The one thing that struck me was the whole concept of people coming to us, the Church, or us, as individual Christians, looking for Jesus, and finding something that isn’t Him at all.

Personally, as I was praying as I prepared my word, I am aware, that just like the disciples, I have done it before. I am on the rota for bringing the word. I have a bookcase-ful of commentaries and studies. I have a list of favourite website addresses and a history of successfully (?) bringing a message. I have done it before! But when my brothers and sisters come, and visitors come, to a meeting, looking for Jesus, do they get Jesus or do they get Mel? There are times when there is no difference. I am doing what I am supposed to be doing – just being the messenger, and faithfully delivering a God given message.
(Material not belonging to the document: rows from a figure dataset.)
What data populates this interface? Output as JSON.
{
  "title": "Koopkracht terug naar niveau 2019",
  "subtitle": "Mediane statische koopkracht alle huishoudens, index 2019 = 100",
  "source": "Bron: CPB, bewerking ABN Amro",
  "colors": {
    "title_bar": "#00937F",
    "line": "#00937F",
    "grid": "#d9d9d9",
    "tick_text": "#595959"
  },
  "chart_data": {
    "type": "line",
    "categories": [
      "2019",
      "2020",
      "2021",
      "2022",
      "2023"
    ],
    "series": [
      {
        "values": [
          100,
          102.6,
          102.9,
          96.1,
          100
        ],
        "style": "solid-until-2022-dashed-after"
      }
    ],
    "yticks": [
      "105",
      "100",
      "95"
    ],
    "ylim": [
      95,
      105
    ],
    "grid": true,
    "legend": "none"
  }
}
However, there are also times when, I am not sure about the message. I am not sure that I have heard from God, but I am sure that with my mental gymnastics I can come up with the alliterated headings that apply. What I might end up with is good stuff that can inspire anyone. It’s stuff that they can build with – but it might not be God stuff which is what truly transforms.

This morning I went to mass at St. Mary’s. There seemed to be a little bit more incense waving and more bell-ringing than normal. I thought of the people that come looking for Jesus. Do they find Him? Undoubtedly there are people who find Jesus in the ritual and the ceremony, but for some people, all of that becomes interference and intrudes on their search of Christ. Perhaps there are others that never find Jesus but never realise they haven’t found him. The ritual and the ceremony becomes a substitute fro the real thing.

All churches have their ritual. Substitute a worship band for incense waving, for example, or clapping hands for bell ringing. Any of the things that we do can end up being a substitute for the real encounter.

The man with the demon possessed child knew when he had encountered Jesus. In the presence of Jesus he couldn’t pretend a faith level he didn’t possess. He realised the poverty of his spirit, acknowledging just how much help he needed. His son was released from his demonic jailer. Without Jesus none of those things are possible.

I don’t want people to come to me looking for Jesus, and finding something that isn’t Him.